Aus Programmhinweisen werden Arbeitsaufträge
Während lineares Fernsehen uns explizit zum Dranbleiben auffordert und dabei stets versichert, dass es gleich oder spätestens nächste Woche weitergeht, gehen seine webbasierten Verwandten neoliberale Wege: Video-on-Demand-Anbieter schicken uns (anstatt der üblichen Programmhinweise) nun „Friendly Reminder“ über noch ausstehende Sichtungen per App‐Notifikation oder via E-Mail. „Wir haben neue Folgen für Sie“ heißt es da, oder „Nicht vergessen: Serie xy ist zurück“ – ganz schön pushy.

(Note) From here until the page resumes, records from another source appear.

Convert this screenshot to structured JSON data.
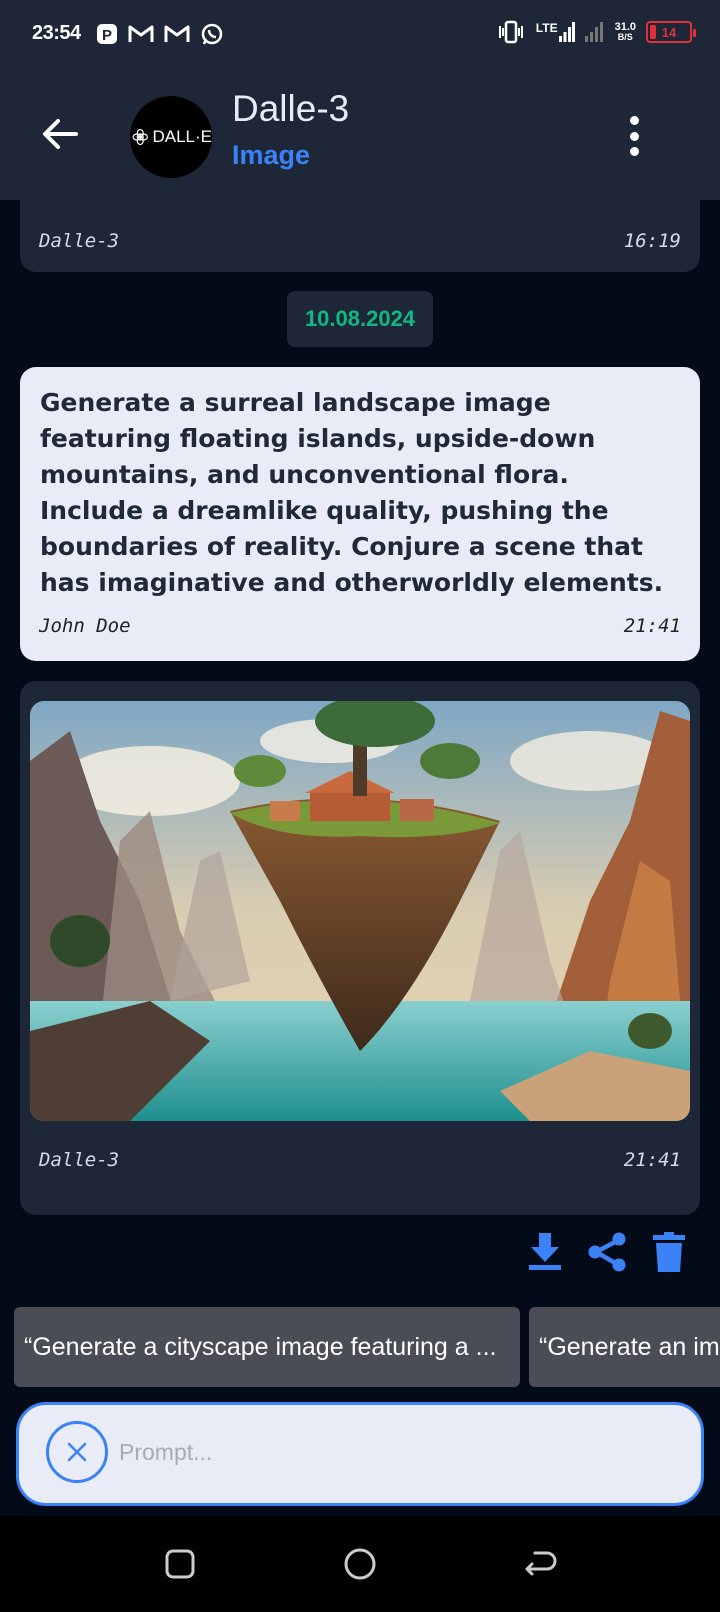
{
  "status_bar": {
    "time": "23:54",
    "network_label": "LTE",
    "speed_value": "31.0",
    "speed_unit": "B/S",
    "battery_level": "14",
    "notification_icons": [
      "p-app-icon",
      "gmail-icon",
      "gmail-icon",
      "whatsapp-icon"
    ]
  },
  "header": {
    "avatar_text": "DALL·E",
    "title": "Dalle-3",
    "subtitle": "Image"
  },
  "messages": [
    {
      "sender": "Dalle-3",
      "time": "16:19"
    },
    {
      "type": "date",
      "text": "10.08.2024"
    },
    {
      "sender": "John Doe",
      "time": "21:41",
      "text": "Generate a surreal landscape image featuring floating islands, upside-down mountains, and unconventional flora. Include a dreamlike quality, pushing the boundaries of reality. Conjure a scene that has imaginative and otherworldly elements."
    },
    {
      "sender": "Dalle-3",
      "time": "21:41",
      "image": "surreal floating island landscape"
    }
  ],
  "suggestions": [
    "“Generate a cityscape image featuring a ...",
    "“Generate an im"
  ],
  "prompt": {
    "placeholder": "Prompt..."
  },
  "colors": {
    "accent": "#3b82f6",
    "date": "#10b981",
    "surface": "#1e2738",
    "background": "#030a18"
  }
}
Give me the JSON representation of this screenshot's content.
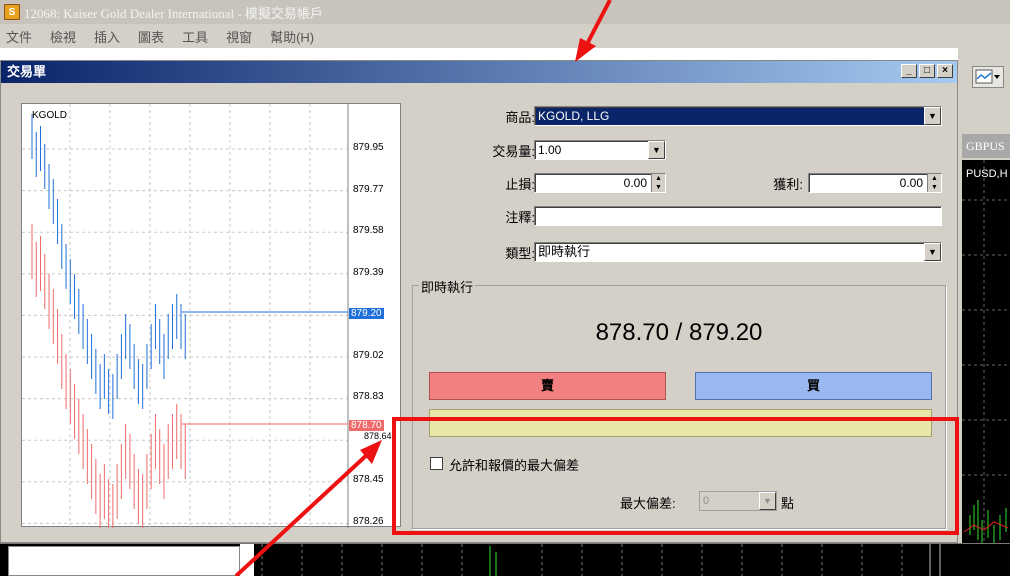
{
  "app": {
    "title": "12068: Kaiser Gold Dealer International - 模擬交易帳戶",
    "icon": "mt4-logo-icon"
  },
  "menu": [
    "文件",
    "檢視",
    "插入",
    "圖表",
    "工具",
    "視窗",
    "幫助(H)"
  ],
  "side": {
    "tab_label": "GBPUS",
    "chart_label": "PUSD,H"
  },
  "dialog": {
    "title": "交易單",
    "window_buttons": [
      "_",
      "□",
      "×"
    ],
    "chart": {
      "symbol": "KGOLD",
      "price_ticks": [
        "879.95",
        "879.77",
        "879.58",
        "879.39",
        "879.02",
        "878.83",
        "878.45",
        "878.26"
      ],
      "ask_tag": "879.20",
      "bid_tag": "878.70",
      "bid_tag_partial": "878.64"
    },
    "form": {
      "symbol_label": "商品:",
      "symbol_value": "KGOLD, LLG",
      "volume_label": "交易量:",
      "volume_value": "1.00",
      "stoploss_label": "止損:",
      "stoploss_value": "0.00",
      "takeprofit_label": "獲利:",
      "takeprofit_value": "0.00",
      "comment_label": "注釋:",
      "comment_value": "",
      "type_label": "類型:",
      "type_value": "即時執行"
    },
    "instant": {
      "group_title": "即時執行",
      "quote": "878.70 / 879.20",
      "sell_label": "賣",
      "buy_label": "買",
      "allow_deviation_label": "允許和報價的最大偏差",
      "max_deviation_label": "最大偏差:",
      "max_deviation_value": "0",
      "max_deviation_unit": "點"
    }
  },
  "colors": {
    "sell": "#f28080",
    "buy": "#9ab8f0",
    "ask_line": "#1e6fd9",
    "bid_line": "#ef6a6a",
    "annotation": "#ee1111"
  }
}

App-Benachrichtigungen und E-Mail-Reminder von Netflix (eigene Screenshots).
Dieses Vorgehen ergänzt natürlich die hintergründigen Datenerfassungen und persönlichen Empfehlungen der Streaming-Plattformen. Ein Kommentar zum digitalen Fernsehen von TV-Kritiker David Carr aus dem Jahre 2010, trifft es schon ziemlich genau: „We don’t watch TV anymore as much as it seems to watch us, recommending, recording and dishing up all manner of worthy product“. Das „Produkt“, also die jeweils empfohlene Serie, ist nun aber nicht mehr nur das, sondern gleichzeitig eine Aufgabe, ein Leistungsziel. Und Fernsehen, unendlich mitteilsam, findet Mittel und Wege, uns diese Aufgaben zu übertragen: Der Appell weiterzuschauen erreicht uns über diverse Bildschirme und Endgeräte. Fernsehen ermöglicht, ja begrüßt mobiles Arbeiten. Denn Streamen können wir überall, nicht nur im „Home Office“. Smarte Screens und App-Benachrichtigungen erweisen sich als neue Zugriffe auf das (Web-)Fernsehpublikum – im Grund spiegeln sie die neoliberale Erwartungshaltung von Arbeitgebern, dass ihre Mitarbeitenden abseits des eigentlichen Arbeitsplatzes erreichbar bleiben.
Aus Terminen werden To-Dos
Auch mahnen Streaming-Angebote, obgleich non-linear und zeitlich flexibel, gerne zur ‚pünktlichen‘ oder zumindest zeitnahen Wiederaufnahme der TV‐Mitarbeit, sobald eine neue Episode oder Staffel veröffentlicht wird. Gerade durch zeitversetztes Video-on-Demand, so sieht es Todd Sodano 2012 vorher, werde Fernsehen zur „Hausaufgabe“, die uns die Plattformen und ihre Social-Media-Erweiterungen explizit stellen (und die wir uns auch selbst stellen sollen). Serien-To-dos werden vorbereitet durch Ankündigungen via Facebook, Instagram oder Twitter – und auch hier kommt der arbeitsbezogene „Reminder“ wieder ins Spiel. Mittels Erinnerungsfunktion lassen sich die neuen Rezeptionsaufgaben sogleich im medialen Alltag verankern. Dass man Serien im Plattform-Fernsehen nicht mehr verpassen kann, erhöht den Druck: Nun dürfen wir sie auch nicht mehr verpassen. Netflix‘, Prime Videos oder Disneys Social-Media-Kanäle fördern unsere „Verpassensangst“ (Fear of missing out, kurz: FOMO). Sie schaffen – trotz der doch eigentlich flexiblen Arbeitszeitenregelung im Abo-Vertrag mit den Streaming-Diensten – künstliche Termine fürs Fernsehen, die Serien-Liebhaber:innen häufig auch gar nicht verpassen wollen. Auch der eigene Freizeitanspruch (oder vielleicht eher: Leistungsanspruch) orientiert sich an neoliberalen Prinzipien. Serien abarbeiten und Premierentermine einhalten als persönliche Bereicherung.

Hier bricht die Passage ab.